Persaingan tidak dilihat sebagai hal yang negatif tapi harus dipahami sebagai hal yang membangun baik dari segi produksi dan distribusi media massa itu sendiri. Dalam iklim ekonomi, tidak menutup kemungkinan terjadinya monopoli. Atmosfer monopoli ini terjadi bisa terjadi karena sistem persaingan yang keras sehingga diperlukan pemain ekonomi yang kuat. Monopoli media bisa berbentuk dalam beberapa ragam:
  1. Duopoli, sebuah sistem ekonomi yang juga bisa berlaku dalam media ketika hanya terdapat dua pemain utama yang menguasai dan mendominasi 50% pasar.
  2. Oligopoli, sebuah sistem ekonomi yang juga bisa berlaku dalam industri media ketika terdapat beberapa industri yang menguasai dan mendominasi 30 % pasar.
  3. Monopoli, sebuah sistem ekonomi yang memperlihatkan satu pemain industri yang mendominasi dan menguasai hampir 90% pasar
Hal ini bisa mengakibatkan sistem permainan ekonomi dalam media massa juga. Sistem kepemilikan merupakan sesuatu yang wajar terjadi dalam kehidupan ekonomi media. Hanya memang ada masalah yang berkaitan dengan atmosfer ekonomi ini, yaitu masalah kepemilikan media massa yang justru melemahkan peran dan fungsi sosial media massa, dalam hal ini melemahkan proses diversitas informasi yang diperlukan oleh masyarakat.
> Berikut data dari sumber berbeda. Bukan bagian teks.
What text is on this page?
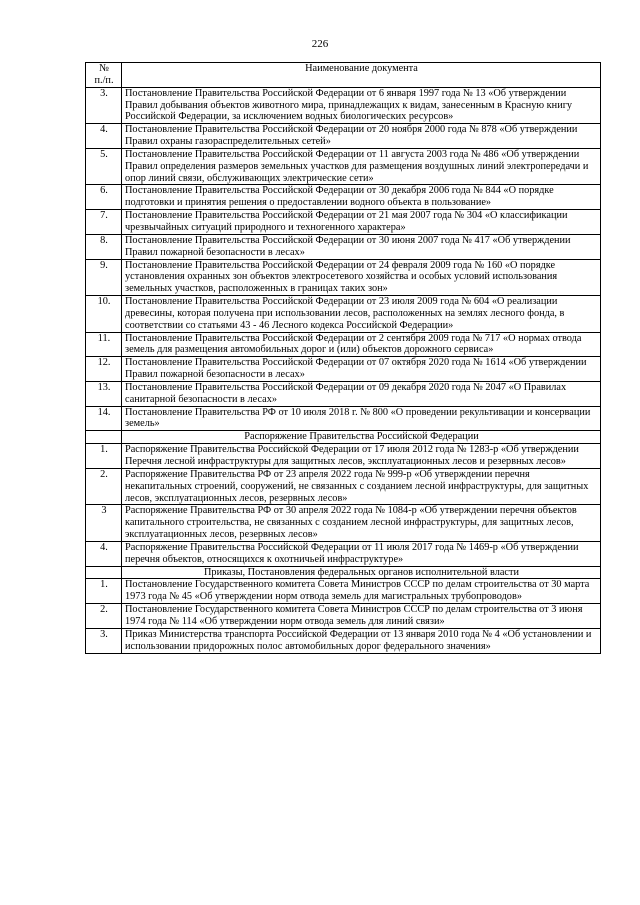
226
№
п./п.	Наименование документа
3.	Постановление Правительства Российской Федерации от 6 января 1997 года № 13 «Об утверждении Правил добывания объектов животного мира, принадлежащих к видам, занесенным в Красную книгу Российской Федерации, за исключением водных биологических ресурсов»
4.	Постановление Правительства Российской Федерации от 20 ноября 2000 года № 878 «Об утверждении Правил охраны газораспределительных сетей»
5.	Постановление Правительства Российской Федерации от 11 августа 2003 года № 486 «Об утверждении Правил определения размеров земельных участков для размещения воздушных линий электропередачи и опор линий связи, обслуживающих электрические сети»
6.	Постановление Правительства Российской Федерации от 30 декабря 2006 года № 844 «О порядке подготовки и принятия решения о предоставлении водного объекта в пользование»
7.	Постановление Правительства Российской Федерации от 21 мая 2007 года № 304 «О классификации чрезвычайных ситуаций природного и техногенного характера»
8.	Постановление Правительства Российской Федерации от 30 июня 2007 года № 417 «Об утверждении Правил пожарной безопасности в лесах»
9.	Постановление Правительства Российской Федерации от 24 февраля 2009 года № 160 «О порядке установления охранных зон объектов электросетевого хозяйства и особых условий использования земельных участков, расположенных в границах таких зон»
10.	Постановление Правительства Российской Федерации от 23 июля 2009 года № 604 «О реализации древесины, которая получена при использовании лесов, расположенных на землях лесного фонда, в соответствии со статьями 43 - 46 Лесного кодекса Российской Федерации»
11.	Постановление Правительства Российской Федерации от 2 сентября 2009 года № 717 «О нормах отвода земель для размещения автомобильных дорог и (или) объектов дорожного сервиса»
12.	Постановление Правительства Российской Федерации от 07 октября 2020 года № 1614 «Об утверждении Правил пожарной безопасности в лесах»
13.	Постановление Правительства Российской Федерации от 09 декабря 2020 года № 2047 «О Правилах санитарной безопасности в лесах»
14.	Постановление Правительства РФ от 10 июля 2018 г. № 800 «О проведении рекультивации и консервации земель»
	Распоряжение Правительства Российской Федерации
1.	Распоряжение Правительства Российской Федерации от 17 июля 2012 года № 1283-р «Об утверждении Перечня лесной инфраструктуры для защитных лесов, эксплуатационных лесов и резервных лесов»
2.	Распоряжение Правительства РФ от 23 апреля 2022 года № 999-р «Об утверждении перечня некапитальных строений, сооружений, не связанных с созданием лесной инфраструктуры, для защитных лесов, эксплуатационных лесов, резервных лесов»
3	Распоряжение Правительства РФ от 30 апреля 2022 года № 1084-р «Об утверждении перечня объектов капитального строительства, не связанных с созданием лесной инфраструктуры, для защитных лесов, эксплуатационных лесов, резервных лесов»
4.	Распоряжение Правительства Российской Федерации от 11 июля 2017 года № 1469-р «Об утверждении перечня объектов, относящихся к охотничьей инфраструктуре»
	Приказы, Постановления федеральных органов исполнительной власти
1.	Постановление Государственного комитета Совета Министров СССР по делам строительства от 30 марта 1973 года № 45 «Об утверждении норм отвода земель для магистральных трубопроводов»
2.	Постановление Государственного комитета Совета Министров СССР по делам строительства от 3 июня 1974 года № 114 «Об утверждении норм отвода земель для линий связи»
3.	Приказ Министерства транспорта Российской Федерации от 13 января 2010 года № 4 «Об установлении и использовании придорожных полос автомобильных дорог федерального значения»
Tapi yang jelas dari sekian motif ekonomi yang muncul, yang paling pokok adalah motif keuntungan. Faktor keuntungan adalah faktor yang mengoperasionalisasikan industri media sampai ke organisasi-organisasinya.

Dalam sebuah industri, termasuk di dalamnya industri media massa, faktor keuntungan adalah faktor penting. Faktor keuntungan ini yang sering bertabrakan dengan masalah kepentingan publik yang juga diemban oleh media massa. Untuk “menggenjot” keuntungan ini, media massa mempunyai banyak strategi dari hanya pemotongan pegawai sampai pemanfaatan iklan secara besar-besaran pada setiap produk media massa yang dihasilkan.

Tapi apakah semua media massa harus mencari keuntungan? Ternyata tidak semua, ada beberapa pelaku media (PBS, misalnya) yang tetap mengandalkan subsidi publik untuk kelangsungan hidupnya.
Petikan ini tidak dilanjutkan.